Consider a relation $R = \{(x,y) \in (\mathbb{N}\times\mathbb{N}): 2y\leq x \leq 3y\}$
Is this relation antisymmetric? I can't even find any $(x,y)$ such that $(x,y)\in R \land (y,x)\in R$ , (note -$0\notin \mathbb{N}$)
or the relation
$R = \{(x,y) \in (\mathbb{N}\times\mathbb{N}): 2x \mid y\}$
In this case also there isn't any $(x,y)$ such that $(x,y)\in R \land (y,x)\in R$
does that make the relation antisymmetric?
On
Yes, these relations are antisymmetric. To show a relation is antisymmetric, you need to show that if $(x,y) \in R$ and $(y,x) \in R$, then $x=y$. This is a statement of the form "if $P$, then $Q$." As you noted, $P$ is always false - there is no pair $(x,y)$ such that $(x,y) \in R$ and $(y,x) \in R$. This makes the implication "if $P$, then $Q$" vacuously true.

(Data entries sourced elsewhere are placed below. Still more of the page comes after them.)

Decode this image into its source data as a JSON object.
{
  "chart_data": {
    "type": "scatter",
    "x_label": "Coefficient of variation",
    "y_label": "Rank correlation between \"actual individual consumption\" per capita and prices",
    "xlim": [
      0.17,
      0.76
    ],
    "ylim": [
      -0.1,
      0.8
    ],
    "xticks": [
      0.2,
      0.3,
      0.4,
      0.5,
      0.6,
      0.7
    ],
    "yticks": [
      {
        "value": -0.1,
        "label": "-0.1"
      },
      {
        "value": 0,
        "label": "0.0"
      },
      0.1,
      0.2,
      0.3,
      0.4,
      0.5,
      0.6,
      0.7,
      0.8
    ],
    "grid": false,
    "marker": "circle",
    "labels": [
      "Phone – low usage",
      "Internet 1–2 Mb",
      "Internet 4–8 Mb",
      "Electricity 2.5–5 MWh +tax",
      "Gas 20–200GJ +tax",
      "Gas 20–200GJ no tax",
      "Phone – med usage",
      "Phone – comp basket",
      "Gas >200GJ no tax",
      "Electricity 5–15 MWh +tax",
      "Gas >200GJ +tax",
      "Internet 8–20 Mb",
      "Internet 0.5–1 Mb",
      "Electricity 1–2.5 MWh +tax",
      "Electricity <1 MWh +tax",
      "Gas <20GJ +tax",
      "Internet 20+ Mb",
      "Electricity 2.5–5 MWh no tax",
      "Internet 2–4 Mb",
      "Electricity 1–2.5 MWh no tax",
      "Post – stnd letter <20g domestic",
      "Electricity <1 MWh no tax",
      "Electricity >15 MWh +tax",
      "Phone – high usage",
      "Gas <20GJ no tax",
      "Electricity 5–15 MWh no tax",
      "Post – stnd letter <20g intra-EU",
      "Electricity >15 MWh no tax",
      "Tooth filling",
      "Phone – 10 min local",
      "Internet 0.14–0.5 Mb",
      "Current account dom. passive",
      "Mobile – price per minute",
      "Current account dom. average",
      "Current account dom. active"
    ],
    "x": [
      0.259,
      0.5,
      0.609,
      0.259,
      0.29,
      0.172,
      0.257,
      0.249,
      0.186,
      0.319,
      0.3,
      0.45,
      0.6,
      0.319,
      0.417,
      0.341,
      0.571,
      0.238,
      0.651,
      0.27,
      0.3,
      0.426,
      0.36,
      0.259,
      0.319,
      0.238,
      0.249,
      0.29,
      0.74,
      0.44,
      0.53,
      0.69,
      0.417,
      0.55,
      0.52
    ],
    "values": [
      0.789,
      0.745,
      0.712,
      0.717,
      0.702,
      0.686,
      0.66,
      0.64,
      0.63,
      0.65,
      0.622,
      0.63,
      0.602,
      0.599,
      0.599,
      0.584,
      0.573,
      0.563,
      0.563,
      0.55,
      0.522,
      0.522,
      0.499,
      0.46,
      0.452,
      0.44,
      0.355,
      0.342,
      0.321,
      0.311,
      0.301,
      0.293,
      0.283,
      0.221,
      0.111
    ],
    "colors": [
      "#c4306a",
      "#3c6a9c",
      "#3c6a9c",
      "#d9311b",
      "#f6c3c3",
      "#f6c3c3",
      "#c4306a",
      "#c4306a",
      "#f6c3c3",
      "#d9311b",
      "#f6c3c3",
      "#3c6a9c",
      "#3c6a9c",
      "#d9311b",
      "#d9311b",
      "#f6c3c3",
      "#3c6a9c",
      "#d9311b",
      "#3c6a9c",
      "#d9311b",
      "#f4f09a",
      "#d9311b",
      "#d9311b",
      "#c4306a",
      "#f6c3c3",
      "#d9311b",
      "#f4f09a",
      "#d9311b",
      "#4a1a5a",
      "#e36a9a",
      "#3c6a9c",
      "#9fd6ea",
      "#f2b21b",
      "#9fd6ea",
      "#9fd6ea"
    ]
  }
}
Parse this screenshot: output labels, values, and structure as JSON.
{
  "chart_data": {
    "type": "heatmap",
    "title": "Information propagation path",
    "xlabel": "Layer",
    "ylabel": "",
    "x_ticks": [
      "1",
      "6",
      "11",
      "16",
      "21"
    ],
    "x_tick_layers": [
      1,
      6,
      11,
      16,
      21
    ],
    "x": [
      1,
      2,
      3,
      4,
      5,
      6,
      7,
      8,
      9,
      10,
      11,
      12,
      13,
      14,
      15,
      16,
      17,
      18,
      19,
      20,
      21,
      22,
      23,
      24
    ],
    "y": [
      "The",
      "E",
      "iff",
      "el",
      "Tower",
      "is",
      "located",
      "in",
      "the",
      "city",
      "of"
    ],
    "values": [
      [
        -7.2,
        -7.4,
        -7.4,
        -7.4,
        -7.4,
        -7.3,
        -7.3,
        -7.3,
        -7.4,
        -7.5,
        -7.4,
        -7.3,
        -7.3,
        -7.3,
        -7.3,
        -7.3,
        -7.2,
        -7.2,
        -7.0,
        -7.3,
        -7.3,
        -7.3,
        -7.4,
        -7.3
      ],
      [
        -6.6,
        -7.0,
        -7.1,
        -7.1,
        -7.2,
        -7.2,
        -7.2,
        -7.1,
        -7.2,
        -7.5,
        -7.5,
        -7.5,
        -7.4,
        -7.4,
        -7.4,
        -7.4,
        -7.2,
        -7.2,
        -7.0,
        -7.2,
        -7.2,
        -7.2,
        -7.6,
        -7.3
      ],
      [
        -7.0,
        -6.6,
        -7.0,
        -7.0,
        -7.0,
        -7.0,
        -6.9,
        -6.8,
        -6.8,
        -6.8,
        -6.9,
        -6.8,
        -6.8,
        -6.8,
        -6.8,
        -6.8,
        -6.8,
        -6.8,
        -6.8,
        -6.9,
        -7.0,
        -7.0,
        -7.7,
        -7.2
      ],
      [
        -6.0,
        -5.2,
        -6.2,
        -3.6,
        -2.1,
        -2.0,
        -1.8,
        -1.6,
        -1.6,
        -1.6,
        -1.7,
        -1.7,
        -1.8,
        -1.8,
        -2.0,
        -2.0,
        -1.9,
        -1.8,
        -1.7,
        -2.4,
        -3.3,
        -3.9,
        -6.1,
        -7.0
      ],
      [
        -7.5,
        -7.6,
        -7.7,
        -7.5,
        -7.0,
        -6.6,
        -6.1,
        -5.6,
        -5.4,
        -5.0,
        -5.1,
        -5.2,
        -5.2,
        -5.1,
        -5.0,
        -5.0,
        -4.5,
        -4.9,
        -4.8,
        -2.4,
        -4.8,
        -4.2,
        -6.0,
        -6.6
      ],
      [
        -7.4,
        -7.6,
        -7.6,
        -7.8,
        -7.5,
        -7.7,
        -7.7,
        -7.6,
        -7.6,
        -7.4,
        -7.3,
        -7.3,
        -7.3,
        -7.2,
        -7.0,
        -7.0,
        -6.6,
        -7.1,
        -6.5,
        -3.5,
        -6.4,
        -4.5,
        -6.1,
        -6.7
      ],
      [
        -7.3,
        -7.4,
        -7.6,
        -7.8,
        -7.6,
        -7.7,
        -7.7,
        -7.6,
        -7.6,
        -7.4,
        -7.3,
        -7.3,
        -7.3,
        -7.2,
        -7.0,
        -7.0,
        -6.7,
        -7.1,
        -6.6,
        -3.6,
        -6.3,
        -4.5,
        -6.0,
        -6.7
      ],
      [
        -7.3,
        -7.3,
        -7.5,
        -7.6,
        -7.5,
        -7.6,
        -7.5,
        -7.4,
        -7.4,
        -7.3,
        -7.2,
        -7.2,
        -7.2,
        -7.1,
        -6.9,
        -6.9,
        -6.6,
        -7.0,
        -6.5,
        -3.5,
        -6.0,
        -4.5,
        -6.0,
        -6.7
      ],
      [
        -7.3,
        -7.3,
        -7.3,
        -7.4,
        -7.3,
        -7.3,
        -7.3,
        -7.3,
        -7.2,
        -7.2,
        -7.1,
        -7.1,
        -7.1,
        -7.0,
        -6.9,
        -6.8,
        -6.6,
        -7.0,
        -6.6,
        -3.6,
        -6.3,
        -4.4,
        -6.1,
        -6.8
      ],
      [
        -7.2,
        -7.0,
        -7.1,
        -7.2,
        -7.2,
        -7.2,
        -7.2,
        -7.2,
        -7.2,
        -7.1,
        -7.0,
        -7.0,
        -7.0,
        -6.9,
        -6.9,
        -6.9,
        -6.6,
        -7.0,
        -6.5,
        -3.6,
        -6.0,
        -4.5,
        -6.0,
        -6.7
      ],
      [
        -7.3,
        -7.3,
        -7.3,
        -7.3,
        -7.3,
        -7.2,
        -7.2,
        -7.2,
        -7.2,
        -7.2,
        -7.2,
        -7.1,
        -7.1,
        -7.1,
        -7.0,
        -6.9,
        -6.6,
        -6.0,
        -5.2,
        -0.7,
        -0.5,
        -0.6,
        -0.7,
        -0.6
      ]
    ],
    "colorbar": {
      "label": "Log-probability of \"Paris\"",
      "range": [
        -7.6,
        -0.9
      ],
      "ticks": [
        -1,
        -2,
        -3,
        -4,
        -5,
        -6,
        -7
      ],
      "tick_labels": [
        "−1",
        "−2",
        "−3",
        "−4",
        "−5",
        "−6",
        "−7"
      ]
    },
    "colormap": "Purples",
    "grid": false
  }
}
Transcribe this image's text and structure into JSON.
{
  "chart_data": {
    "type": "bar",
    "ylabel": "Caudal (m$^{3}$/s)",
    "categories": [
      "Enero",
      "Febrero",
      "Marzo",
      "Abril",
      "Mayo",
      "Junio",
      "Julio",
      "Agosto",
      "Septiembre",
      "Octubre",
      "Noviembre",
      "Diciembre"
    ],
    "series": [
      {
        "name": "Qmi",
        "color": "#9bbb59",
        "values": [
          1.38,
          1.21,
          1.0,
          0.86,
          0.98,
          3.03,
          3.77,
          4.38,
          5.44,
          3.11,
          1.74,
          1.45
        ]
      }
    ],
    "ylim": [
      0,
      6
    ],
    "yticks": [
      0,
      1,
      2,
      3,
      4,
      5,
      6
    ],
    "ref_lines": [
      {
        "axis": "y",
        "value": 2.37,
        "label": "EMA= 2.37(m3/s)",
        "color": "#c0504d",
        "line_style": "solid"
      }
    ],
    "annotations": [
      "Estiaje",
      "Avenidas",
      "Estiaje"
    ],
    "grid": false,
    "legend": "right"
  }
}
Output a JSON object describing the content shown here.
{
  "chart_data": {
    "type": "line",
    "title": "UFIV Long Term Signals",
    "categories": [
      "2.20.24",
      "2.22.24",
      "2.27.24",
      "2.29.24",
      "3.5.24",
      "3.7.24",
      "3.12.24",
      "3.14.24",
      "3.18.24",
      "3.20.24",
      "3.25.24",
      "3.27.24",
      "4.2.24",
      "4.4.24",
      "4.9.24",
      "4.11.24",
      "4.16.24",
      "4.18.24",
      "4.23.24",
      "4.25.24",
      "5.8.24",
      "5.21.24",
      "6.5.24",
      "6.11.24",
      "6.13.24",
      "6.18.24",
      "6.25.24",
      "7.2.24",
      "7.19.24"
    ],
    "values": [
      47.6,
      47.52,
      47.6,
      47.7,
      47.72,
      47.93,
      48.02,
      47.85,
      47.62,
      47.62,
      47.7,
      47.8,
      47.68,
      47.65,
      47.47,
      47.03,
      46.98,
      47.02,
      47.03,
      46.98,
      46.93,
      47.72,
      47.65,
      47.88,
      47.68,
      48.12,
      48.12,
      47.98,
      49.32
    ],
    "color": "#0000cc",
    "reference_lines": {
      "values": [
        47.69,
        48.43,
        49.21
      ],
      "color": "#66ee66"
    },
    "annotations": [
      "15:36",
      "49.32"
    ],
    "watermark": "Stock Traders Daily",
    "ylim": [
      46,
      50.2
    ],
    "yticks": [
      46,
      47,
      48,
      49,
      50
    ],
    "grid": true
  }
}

Another way to think about it is that "if $(x,y) \in R$ and $(y,x) \in R$, then $x=y$" is the same as saying "there is no pair of distinct elements $x \neq y$ such that both $(x,y) \in R$ and $(y,x) \in R$." Certainly this is true, because for any pair $(x,y)$ you come up with such that $(x,y) \in R$, you know that $(y,x) \notin R$.
By definition a relation $R$ on a set $X$ is antisymmetric if $$(x,y),(y,x)\in R\ \Rightarrow\ x=y.$$ So both the relations you give are antisymmetric; I believe you are able prove the implication for both relations.
I'm not sure what you mean by your question title; what does it mean for a relation 'not to apply'? If there are no $x,y\in X$ such that $(x,y),(y,x)\in R$ then the implication above is (voidly) valid.